The problem lies in our obsession with overly focusing on the Grammar/Spelling/Formatting section first because it actually instills a huge sense of fear and paralysis that keeps people from writing because they’re afraid they’re going to be wrong. Wrong, before they’ve put anything down on a piece of paper. To me, there are few things more heart breaking then watching the stress of a student sitting with a blank piece of paper in front of them, unable to write anything because they’re afraid I’m going to mark a big red x on it before they’ve even gotten a chance to get some kind of writer’s flow. The sad thing is that this trepidation affects students of all ages, and the fear is very real.

As I said earlier, I wasn’t aware a place existed where I could write as me, myself and I until University. I was so deeply fortunate to be apart of a life changing and unique academic experience where on the first day we were asked to write a paragraph. All 17 of us did,( including our three professors) and then an incredible thing happened, our professors asked us to exchange our writing with each other, okay…but here’s the really incredible part, they explicitly explained that they didn’t want us to correct each other’s work, but to actually comment on each other’s writing, i.e. tell them if you really liked the way they explained something, tell them if you agreed with what they said, or tell them why you might disagree with what they said. Essentially we were asked to have a conversation on paper with each other, and it is because of this experience among others that I feel I am more comfortable with writing. It’s wasn’t about the little red pen marks on my page, ticks where commas should have been, ? if they didn’t understand, or awk. if you couldn’t get your thoughts down in a more coherent way. I learned that when you know you have a reading audience of people you like and respect, people you actually want to write for (besides just one teacher), then you’ll take the time and care to want to be clear and coherent for them.

I struggle with how to recreate this kind of writing environment in my future classrooms. How can I take away the fear associated with writing and “being wrong” and replace it with taking risks and wanting to genuinely share thoughts with their peers? Furthermore, how can I explain this amazing process to people who don’t yet see the value in writing, not understanding why they have to write when they can just talk to each other vocally, in person?
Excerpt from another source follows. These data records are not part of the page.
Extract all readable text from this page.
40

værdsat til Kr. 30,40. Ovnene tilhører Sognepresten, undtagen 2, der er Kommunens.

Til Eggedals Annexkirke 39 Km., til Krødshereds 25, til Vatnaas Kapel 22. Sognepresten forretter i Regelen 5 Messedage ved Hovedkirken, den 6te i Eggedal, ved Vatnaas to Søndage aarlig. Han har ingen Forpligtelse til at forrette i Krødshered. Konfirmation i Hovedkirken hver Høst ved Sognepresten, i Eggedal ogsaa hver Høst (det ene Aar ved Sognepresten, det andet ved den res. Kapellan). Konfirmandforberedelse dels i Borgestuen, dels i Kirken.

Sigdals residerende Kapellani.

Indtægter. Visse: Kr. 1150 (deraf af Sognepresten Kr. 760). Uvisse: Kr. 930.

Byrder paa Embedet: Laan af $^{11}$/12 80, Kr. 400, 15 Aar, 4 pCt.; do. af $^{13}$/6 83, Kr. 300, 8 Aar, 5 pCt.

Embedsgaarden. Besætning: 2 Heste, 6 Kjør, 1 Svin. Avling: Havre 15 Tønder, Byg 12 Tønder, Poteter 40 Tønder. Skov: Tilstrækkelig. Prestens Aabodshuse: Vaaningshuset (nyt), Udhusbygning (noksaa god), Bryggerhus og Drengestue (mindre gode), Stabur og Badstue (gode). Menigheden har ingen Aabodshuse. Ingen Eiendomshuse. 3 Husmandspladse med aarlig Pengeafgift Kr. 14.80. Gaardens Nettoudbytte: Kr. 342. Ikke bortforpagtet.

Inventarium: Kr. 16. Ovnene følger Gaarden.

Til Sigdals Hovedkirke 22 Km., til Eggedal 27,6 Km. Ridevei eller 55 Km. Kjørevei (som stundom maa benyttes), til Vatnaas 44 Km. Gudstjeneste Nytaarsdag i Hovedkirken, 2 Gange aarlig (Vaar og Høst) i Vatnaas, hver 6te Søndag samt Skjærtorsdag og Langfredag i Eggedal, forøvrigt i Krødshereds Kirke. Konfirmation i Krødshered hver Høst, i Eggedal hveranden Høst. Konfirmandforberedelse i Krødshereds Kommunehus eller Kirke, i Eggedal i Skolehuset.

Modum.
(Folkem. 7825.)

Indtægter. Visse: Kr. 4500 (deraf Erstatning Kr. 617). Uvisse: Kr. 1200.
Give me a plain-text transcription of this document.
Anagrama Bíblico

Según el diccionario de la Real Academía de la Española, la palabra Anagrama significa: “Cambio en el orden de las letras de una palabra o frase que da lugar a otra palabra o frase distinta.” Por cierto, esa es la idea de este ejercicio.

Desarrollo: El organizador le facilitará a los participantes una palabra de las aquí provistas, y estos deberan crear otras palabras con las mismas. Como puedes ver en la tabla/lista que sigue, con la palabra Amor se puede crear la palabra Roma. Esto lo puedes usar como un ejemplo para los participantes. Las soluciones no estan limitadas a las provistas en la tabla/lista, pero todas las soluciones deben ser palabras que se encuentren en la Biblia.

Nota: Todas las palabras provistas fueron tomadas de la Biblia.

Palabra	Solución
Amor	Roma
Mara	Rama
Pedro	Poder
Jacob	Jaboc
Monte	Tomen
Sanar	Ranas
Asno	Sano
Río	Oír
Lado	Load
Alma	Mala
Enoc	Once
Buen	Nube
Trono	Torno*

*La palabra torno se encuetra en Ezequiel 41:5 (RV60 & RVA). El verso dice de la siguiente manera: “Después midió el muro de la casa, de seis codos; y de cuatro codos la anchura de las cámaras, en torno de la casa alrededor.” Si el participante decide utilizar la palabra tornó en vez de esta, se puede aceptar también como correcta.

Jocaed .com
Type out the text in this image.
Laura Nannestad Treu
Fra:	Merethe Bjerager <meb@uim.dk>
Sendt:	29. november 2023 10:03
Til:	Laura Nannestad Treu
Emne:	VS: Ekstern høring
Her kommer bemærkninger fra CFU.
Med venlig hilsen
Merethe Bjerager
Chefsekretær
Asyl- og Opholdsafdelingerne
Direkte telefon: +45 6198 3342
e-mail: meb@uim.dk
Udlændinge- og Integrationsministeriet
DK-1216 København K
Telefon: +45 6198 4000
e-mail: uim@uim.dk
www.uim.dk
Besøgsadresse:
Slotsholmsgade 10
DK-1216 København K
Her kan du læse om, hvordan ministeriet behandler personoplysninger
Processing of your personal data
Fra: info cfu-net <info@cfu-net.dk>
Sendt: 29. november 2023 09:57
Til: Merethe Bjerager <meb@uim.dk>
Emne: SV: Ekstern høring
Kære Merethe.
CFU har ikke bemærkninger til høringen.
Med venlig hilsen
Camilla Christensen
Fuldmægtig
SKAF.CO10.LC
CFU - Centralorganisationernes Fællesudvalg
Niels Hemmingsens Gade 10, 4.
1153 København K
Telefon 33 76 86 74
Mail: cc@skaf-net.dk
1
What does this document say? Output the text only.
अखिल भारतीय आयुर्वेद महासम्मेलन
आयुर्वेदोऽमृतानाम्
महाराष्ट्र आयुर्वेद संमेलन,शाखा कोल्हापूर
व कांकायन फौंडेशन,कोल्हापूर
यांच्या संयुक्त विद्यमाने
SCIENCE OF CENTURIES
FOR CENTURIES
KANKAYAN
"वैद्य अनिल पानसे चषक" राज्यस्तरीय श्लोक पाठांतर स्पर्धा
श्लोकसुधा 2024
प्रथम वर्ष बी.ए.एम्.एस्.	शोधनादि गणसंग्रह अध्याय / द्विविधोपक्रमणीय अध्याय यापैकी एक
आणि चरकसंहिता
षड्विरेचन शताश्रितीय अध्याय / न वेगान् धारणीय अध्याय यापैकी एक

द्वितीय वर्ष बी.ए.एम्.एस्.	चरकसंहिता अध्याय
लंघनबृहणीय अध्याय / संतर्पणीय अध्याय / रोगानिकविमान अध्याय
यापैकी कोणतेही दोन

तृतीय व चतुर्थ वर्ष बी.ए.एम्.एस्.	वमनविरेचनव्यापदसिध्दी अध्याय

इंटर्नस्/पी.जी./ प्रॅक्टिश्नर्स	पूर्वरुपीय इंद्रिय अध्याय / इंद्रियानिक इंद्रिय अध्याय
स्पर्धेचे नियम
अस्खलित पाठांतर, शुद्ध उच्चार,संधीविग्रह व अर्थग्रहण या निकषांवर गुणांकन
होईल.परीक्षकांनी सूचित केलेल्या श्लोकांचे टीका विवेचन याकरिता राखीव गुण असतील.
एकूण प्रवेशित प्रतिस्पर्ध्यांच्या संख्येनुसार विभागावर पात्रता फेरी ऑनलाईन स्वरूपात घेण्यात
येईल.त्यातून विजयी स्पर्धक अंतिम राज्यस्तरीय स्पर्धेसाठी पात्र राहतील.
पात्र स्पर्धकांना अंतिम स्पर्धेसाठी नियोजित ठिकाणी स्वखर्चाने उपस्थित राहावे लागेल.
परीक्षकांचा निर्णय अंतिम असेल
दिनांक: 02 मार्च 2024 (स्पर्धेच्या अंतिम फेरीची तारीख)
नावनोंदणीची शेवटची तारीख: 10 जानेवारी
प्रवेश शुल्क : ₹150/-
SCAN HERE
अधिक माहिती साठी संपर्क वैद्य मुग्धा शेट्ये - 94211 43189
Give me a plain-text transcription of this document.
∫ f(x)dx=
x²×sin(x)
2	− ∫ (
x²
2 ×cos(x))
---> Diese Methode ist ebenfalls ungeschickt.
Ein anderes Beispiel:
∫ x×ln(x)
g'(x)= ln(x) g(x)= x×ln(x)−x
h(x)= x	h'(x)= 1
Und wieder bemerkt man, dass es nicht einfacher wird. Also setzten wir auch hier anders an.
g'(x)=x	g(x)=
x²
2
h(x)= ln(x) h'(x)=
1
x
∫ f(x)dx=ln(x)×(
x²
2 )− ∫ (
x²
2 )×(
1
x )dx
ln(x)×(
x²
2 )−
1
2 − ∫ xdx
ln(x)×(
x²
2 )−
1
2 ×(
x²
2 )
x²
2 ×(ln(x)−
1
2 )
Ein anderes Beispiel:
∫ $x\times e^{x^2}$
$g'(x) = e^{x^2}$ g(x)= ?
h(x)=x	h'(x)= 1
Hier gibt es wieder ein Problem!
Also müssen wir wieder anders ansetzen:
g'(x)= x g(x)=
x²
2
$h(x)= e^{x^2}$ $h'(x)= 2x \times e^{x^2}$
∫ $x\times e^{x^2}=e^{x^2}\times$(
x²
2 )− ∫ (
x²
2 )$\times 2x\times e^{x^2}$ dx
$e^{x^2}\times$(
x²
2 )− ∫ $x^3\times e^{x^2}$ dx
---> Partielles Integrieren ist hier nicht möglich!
I then remember this TED talk that has also deeply changed the way I think about writing:


I love this video because I remember the moment I found out that Roger Ebert had cancer and had undergone quite a dramatic visual transformation. I was reading through his blog when he made mention of his illness and someone on his blog made a comment about how different he had looked. At this point, I had no clue he had undergone anything and felt quite shocked when I saw a picture of him. I think the part that shocked me most was that if I hadn’t read that comment, I may never have known that Roger Ebert had lost his literal voice because his writing was so clear and beautiful. When watching this video, I am reminded of this moment I had because he talks about the relief he feels about being able to remain the same person he’s always been when he’s writing, and I don’t think we should take those words lightly.

Like Roger Ebert, if I were to lose my speaking voice right now, I feel self assured that I too would be able to feel like myself through the written word. I’m not belittling the experience, it would clearly be difficult, but when I think about all the kids that sit and look at that blank page on the verge of tears, I know that we’re doing something wrong, and based on the enlightening experiences I was fortunate to have, I know it can be different.

The question is how? How can I help my students express their “voice”, whether it be in person or in text? Let’s just say that like writing, it’s an ongoing process.